Still de video, Mónica García
La tradición Roy Hart nace con la historia de Alfred Wolfsohn, un camillero de la Primera Guerra Mundial que a su regreso a Londres vuelve con el insomnio y las pesadillas, pesadillas y alucinaciones acústicas, los gritos de dolor de los heridos en la guerra lo atormentan sin tregua. Recurre al psicoanálisis, a la hipnosis, recurre a las pastillas, a las terapias conocidas sin nunca poder silenciar los gritos que escuchaba. Un día, al borde de la locura del encierro por los gritos, abrió su boca, dejó escapar un grito que replicaba el alarido en sus oídos, y por fin pudo descansar, cerrar sus ojos, dormir. Nació el canto y la posibilidad del silencio.
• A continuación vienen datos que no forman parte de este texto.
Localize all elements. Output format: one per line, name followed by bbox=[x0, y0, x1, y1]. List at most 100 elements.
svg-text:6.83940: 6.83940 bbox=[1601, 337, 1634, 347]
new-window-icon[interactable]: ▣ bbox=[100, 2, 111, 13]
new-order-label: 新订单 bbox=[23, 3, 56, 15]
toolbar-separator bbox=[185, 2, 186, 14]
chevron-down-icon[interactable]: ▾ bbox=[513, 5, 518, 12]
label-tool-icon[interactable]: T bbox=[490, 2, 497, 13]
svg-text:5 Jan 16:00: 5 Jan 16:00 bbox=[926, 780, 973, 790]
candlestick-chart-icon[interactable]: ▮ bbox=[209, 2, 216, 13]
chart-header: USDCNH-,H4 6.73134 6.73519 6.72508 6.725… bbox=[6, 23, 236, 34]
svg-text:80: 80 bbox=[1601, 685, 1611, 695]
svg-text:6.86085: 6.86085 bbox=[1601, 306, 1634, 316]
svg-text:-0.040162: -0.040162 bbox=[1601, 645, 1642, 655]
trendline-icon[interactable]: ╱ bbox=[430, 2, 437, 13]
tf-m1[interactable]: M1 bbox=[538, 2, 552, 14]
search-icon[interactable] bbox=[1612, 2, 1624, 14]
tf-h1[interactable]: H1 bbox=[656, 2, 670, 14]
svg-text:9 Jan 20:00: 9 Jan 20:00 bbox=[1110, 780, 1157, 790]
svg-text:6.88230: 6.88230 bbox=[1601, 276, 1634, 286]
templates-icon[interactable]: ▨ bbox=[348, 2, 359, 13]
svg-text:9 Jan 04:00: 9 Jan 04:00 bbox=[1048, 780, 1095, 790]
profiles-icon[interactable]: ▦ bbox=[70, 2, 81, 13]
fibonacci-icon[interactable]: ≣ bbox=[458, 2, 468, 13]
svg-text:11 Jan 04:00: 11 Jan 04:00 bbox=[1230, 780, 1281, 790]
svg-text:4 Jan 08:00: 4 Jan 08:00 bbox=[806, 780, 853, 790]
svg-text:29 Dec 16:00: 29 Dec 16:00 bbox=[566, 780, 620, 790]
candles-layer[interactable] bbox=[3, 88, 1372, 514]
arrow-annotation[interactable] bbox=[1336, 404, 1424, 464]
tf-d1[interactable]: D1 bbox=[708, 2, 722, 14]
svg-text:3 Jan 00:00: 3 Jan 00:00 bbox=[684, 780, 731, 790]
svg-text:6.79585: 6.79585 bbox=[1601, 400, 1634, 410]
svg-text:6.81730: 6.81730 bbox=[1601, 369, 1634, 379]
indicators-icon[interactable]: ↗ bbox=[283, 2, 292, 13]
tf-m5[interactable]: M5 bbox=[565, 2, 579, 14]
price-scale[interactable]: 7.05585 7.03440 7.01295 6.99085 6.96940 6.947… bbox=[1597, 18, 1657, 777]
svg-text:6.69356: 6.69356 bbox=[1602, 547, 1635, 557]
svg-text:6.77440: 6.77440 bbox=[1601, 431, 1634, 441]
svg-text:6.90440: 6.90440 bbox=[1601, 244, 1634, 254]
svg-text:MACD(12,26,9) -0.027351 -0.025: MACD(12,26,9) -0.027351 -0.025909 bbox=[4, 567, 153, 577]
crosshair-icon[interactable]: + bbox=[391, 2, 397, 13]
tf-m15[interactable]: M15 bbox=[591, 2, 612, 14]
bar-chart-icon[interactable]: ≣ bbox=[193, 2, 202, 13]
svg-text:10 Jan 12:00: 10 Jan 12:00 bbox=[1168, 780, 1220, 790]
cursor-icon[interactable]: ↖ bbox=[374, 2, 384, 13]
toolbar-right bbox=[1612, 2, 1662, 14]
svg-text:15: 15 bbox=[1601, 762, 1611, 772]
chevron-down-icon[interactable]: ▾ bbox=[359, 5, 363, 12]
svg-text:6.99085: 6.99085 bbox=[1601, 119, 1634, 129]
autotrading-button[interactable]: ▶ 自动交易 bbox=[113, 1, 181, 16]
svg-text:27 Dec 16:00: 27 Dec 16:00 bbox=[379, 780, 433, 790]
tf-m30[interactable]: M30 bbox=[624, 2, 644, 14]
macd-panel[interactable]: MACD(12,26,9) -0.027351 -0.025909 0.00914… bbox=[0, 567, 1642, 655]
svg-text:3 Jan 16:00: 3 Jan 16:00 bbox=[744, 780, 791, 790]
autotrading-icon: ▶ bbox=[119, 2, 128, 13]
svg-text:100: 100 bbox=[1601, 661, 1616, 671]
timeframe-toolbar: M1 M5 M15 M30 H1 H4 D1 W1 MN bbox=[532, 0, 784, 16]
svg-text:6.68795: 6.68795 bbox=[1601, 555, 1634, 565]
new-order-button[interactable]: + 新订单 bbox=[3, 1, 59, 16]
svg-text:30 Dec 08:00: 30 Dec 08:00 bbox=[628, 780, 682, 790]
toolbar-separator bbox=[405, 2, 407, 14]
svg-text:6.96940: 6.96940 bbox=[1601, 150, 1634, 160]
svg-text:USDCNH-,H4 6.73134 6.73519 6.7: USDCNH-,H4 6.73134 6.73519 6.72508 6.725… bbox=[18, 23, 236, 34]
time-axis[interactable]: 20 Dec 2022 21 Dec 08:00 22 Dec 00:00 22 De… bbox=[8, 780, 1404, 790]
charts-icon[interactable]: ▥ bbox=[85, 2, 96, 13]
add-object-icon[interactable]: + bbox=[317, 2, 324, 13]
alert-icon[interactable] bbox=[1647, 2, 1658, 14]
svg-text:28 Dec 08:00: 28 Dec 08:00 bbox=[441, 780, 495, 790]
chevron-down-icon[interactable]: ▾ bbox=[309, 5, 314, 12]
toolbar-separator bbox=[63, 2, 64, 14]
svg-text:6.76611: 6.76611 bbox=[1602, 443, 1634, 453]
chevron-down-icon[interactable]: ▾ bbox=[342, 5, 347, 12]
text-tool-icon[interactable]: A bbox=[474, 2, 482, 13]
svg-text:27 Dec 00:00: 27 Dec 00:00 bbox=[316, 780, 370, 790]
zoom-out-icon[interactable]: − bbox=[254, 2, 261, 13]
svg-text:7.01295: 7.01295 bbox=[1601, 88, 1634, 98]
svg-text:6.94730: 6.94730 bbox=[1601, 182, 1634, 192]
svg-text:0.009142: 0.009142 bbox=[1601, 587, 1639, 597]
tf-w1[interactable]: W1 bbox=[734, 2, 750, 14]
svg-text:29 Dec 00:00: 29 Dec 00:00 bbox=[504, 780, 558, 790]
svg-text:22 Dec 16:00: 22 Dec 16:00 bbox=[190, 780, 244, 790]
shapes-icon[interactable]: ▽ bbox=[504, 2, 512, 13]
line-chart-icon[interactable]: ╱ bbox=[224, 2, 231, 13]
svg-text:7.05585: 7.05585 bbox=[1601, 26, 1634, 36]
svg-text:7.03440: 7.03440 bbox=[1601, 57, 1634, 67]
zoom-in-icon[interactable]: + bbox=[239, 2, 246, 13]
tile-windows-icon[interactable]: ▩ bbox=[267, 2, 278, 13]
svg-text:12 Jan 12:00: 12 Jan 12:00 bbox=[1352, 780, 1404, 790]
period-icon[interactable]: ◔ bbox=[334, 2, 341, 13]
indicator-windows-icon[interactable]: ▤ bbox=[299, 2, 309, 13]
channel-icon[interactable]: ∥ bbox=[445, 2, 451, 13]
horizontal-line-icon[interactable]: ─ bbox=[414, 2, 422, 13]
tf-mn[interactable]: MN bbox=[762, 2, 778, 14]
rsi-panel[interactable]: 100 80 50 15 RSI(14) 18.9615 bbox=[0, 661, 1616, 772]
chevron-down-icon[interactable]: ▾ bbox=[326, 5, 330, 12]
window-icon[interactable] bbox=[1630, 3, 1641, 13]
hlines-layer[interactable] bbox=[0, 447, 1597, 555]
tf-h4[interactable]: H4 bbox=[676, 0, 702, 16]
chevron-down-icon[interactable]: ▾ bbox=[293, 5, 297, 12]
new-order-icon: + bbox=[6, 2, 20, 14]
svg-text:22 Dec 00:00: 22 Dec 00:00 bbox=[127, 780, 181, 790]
Con la enseñanza de canto terapéutico de Wolfsohn a Roy Hart inicia la tradición de la que Almond es heredera, pero lo curioso es que esta tradición, que reveló la cualidad insospechada de que una voz humana pudiera abarcar el rango de ocho octavas, no atrajo psicoanalistas ni psiquiatras, atrajo actores de teatro, cantantes, artistas. La comprensión de los poderes de transmutación de la voz humana reside en que son inseparables de la creatividad artística, que sólo es posible dentro de una tradición, muy literalmente oral, transmisión de un cuerpo a otro, de boca a oído. El Encuentro Internacional Alquimia Vocal es un proyecto alojado intensamente en el corazón de Sarmen porque responde a este concepto de escuela, un concepto en donde la tradición pedagógica es la tradición del presente, con el deseo de formar una comunidad organizada alrededor de los límites inimaginables entre cuerpos y voces, el propósito último que Sarmen desea se haga manifiesto cuando suena.
Foto: César Guzman
En cualquier perfomance de Sarmen Almond queda claro que para el cuerpo no hay distinción entre consonancia y disonancia, entre carraspeo y palabra, llanto y viento, animal y lenguaje entran y salen ininterrumpidamente, sonamos y escuchamos sólo para ilustrar esta indiferencia. ¿En dónde se encuentra el comienzo, entonces? Si la voz es la autora, y se realiza en el presente, si el presente es siempre una improvisación, el nacimiento es siempre empezar de nuevo, y Sarmen se encuentra siempre en el punto de partida, en donde músculo y nervios del cuello responden al descenso del diafragma para jalar aliento del exterior y reclamar la existencia, el nacimiento constante, reverberante de escucharse y ser escuchada en una memoria espaciada y distante y cercana, sin fin. El movimiento del cuerpo extiende el movimiento del sonido, el movimiento del sonido entiende la presencia, y en donde la audiencia acuna su silencio para el alumbramiento sonoro, los dedos tentavimante tienden hacia el vacío buscando el encuentro exhalando, y a Sarmen la encuentra su voz.